Garbage in - Garbage out
According to Lünendonk (2016), around 85 percent of companies have a master data problem. What has been known for years in the business intelligence environment is now being reflected in the digital transformation.
Companies must be prepared for the digital transformation in a process-oriented manner. This includes ensuring high master data quality. Here, new possibilities (e.g., machine learning) can now intervene directly in the process and make it possible to ensure data quality at the time it is created.
Companies must want to intervene in their business processes in this way. But those who don't will be left behind in a few years.
Two current examples
Imagine that your matching algorithm automatically writes to a candidate who is not the right one due to incomplete and not up-to-date data. How is the algorithm supposed to know what complete and up-to-date really means in relation to the candidate's data?
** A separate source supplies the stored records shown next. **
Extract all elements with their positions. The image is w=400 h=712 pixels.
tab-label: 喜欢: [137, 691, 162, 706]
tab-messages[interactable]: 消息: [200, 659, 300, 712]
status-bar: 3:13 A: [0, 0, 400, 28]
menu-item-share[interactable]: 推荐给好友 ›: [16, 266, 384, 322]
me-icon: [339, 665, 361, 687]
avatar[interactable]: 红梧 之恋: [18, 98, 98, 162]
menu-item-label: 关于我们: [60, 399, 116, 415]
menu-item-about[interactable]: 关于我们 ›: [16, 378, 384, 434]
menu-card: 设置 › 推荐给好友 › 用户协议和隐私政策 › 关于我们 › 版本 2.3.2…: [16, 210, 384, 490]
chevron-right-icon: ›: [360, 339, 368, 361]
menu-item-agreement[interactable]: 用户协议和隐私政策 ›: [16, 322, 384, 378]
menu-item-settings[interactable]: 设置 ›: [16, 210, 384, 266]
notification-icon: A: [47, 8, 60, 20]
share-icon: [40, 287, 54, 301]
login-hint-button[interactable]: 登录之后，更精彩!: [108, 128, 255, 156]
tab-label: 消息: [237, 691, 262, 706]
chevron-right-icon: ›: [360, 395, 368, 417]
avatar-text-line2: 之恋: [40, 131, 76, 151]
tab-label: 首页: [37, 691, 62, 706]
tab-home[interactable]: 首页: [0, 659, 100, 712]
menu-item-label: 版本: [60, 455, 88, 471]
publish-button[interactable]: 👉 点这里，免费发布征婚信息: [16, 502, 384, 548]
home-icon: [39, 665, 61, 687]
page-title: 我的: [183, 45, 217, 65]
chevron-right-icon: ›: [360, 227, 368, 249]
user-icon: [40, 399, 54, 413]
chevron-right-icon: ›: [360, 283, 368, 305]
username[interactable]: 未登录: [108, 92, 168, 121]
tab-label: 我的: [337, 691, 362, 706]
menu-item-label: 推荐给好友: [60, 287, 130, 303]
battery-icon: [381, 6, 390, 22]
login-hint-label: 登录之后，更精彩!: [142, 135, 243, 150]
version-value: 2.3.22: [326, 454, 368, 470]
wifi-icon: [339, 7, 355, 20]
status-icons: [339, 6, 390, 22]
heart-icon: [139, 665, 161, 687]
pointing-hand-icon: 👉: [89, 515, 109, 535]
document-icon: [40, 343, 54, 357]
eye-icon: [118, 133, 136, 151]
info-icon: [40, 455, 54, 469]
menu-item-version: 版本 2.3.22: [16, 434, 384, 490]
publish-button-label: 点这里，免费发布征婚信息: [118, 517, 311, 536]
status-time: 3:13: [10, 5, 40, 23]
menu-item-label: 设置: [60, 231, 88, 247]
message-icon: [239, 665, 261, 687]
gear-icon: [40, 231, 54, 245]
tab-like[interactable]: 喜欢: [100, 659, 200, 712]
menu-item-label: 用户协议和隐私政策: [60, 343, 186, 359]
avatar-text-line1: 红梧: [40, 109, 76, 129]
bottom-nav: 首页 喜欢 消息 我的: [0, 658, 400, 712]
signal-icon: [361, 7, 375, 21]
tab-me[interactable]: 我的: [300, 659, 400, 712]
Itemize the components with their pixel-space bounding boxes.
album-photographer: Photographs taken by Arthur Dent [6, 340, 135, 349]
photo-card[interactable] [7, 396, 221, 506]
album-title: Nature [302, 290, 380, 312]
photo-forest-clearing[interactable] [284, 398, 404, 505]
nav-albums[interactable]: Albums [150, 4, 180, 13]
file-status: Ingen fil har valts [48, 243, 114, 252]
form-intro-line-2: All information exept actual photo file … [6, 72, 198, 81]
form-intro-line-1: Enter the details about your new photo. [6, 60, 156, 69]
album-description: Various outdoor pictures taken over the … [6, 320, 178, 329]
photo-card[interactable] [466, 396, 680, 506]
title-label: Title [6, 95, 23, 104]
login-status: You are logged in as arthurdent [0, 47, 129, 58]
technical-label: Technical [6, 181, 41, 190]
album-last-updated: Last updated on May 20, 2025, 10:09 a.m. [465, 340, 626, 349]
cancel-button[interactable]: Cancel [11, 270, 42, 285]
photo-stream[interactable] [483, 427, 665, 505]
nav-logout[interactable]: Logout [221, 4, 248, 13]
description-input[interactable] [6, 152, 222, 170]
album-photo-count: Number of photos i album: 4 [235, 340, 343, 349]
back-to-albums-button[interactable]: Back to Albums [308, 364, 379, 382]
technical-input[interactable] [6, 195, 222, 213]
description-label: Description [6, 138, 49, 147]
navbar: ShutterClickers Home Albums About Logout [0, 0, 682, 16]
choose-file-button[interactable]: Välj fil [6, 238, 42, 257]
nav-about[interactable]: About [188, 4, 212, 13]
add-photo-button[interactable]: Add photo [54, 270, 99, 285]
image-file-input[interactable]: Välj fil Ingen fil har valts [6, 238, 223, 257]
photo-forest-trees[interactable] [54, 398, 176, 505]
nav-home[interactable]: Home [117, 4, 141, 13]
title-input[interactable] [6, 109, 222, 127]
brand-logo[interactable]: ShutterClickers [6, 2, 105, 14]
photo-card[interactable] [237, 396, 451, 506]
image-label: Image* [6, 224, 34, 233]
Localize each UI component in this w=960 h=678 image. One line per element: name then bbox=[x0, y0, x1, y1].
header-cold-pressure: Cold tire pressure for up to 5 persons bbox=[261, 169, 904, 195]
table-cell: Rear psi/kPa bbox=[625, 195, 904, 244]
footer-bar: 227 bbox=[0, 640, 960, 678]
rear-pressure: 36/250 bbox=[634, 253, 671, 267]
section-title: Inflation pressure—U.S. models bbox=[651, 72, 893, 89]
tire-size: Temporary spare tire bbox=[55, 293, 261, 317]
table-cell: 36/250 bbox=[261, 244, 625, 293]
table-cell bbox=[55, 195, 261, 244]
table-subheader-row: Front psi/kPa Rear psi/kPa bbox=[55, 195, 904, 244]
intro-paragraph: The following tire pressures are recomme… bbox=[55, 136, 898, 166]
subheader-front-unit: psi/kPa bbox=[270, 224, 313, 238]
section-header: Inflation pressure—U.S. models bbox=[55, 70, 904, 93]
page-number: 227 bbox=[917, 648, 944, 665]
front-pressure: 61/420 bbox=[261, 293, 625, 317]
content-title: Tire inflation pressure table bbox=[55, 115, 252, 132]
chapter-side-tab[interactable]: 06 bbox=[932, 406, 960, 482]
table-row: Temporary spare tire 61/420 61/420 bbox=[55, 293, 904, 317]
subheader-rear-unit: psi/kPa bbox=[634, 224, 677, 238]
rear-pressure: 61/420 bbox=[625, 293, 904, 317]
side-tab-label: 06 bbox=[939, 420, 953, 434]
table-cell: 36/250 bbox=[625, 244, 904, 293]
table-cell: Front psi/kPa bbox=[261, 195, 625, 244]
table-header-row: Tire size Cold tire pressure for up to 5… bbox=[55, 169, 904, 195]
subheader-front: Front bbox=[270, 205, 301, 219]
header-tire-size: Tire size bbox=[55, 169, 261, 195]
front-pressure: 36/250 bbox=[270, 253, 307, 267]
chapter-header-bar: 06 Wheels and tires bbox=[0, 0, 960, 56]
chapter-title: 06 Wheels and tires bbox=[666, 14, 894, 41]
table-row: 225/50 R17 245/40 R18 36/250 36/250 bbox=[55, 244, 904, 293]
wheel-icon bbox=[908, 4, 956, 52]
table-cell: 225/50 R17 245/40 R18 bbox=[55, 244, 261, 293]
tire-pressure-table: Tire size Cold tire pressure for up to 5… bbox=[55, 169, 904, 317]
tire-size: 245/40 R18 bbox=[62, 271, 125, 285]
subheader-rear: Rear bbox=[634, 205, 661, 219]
The costs incurred due to the unnecessary loss of time (writing mails, calling afterwards, etc.) are in fact there, but what is embarrassing is writing to the wrong candidate.
Imagine you decide on a supplier on the basis of an automatic algorithm, whose data, as in example 1, is also incomplete and not up-to-date or has even been incorrectly maintained (conditions, delivery reliability, legal requirements, etc.).
Once the order has been placed, it is difficult to cancel it. In addition to the expense of reversing the order, the credibility of the customer suffers the most.
Intervention in the business processes
In order to improve the quality of master data, the Hana platform can now be used to intervene in the business process, especially in the SAP environment. The advantage is that in Hana-based master data maintenance, the possibilities of matching algorithms can be used, which already signal to the person processing the data whether an entry is in principle correct or incorrect, or to a certain degree of probability correct or incorrect.
What means right or wrong can also be derived here in the environment of Hana technology on the basis of the already existing data. The degree of accuracy of the master data as a whole must be evaluated, defined and, if necessary, straightened out in advance.
With the data now being added, the accuracy (= consistency and completeness as well as topicality and semantics) of the data will continue to increase peu à peu and thus improve the basis for further decisions. This process uses the methodology of machine learning - learning from the accruing data.
However, the clerk is equally challenged by the process. He is the last instance to ensure the quality of the data! With machine learning, however, he is offered a tool to successfully carry out the necessary visual check.
Why Hana now?
A decisive step towards improving the quality of the master data is interactive influence through default values and/or probability statements during data entry. The empirical values from the machine learning approach must be available in real time.
An evaluation of experience values in "adjacent" data storage systems (Hadoop, etc.) will not be conducive to real-time processing of the data. The experience values (not necessarily the entire database from which these experiences were extracted) should therefore be located where they are needed at runtime - directly in the database of the operational system.
In order to use these possibilities within the SAP Hana platform, the technical licensing requirements must be met. In any case, it is an investment - but an investment that pays off.
Already today, not only can approximately five to ten percent of the total working time spent on correcting master data errors be saved, but the insights based on modern algorithms can be confidently turned into real business profit - today and ahead of competitors in the market.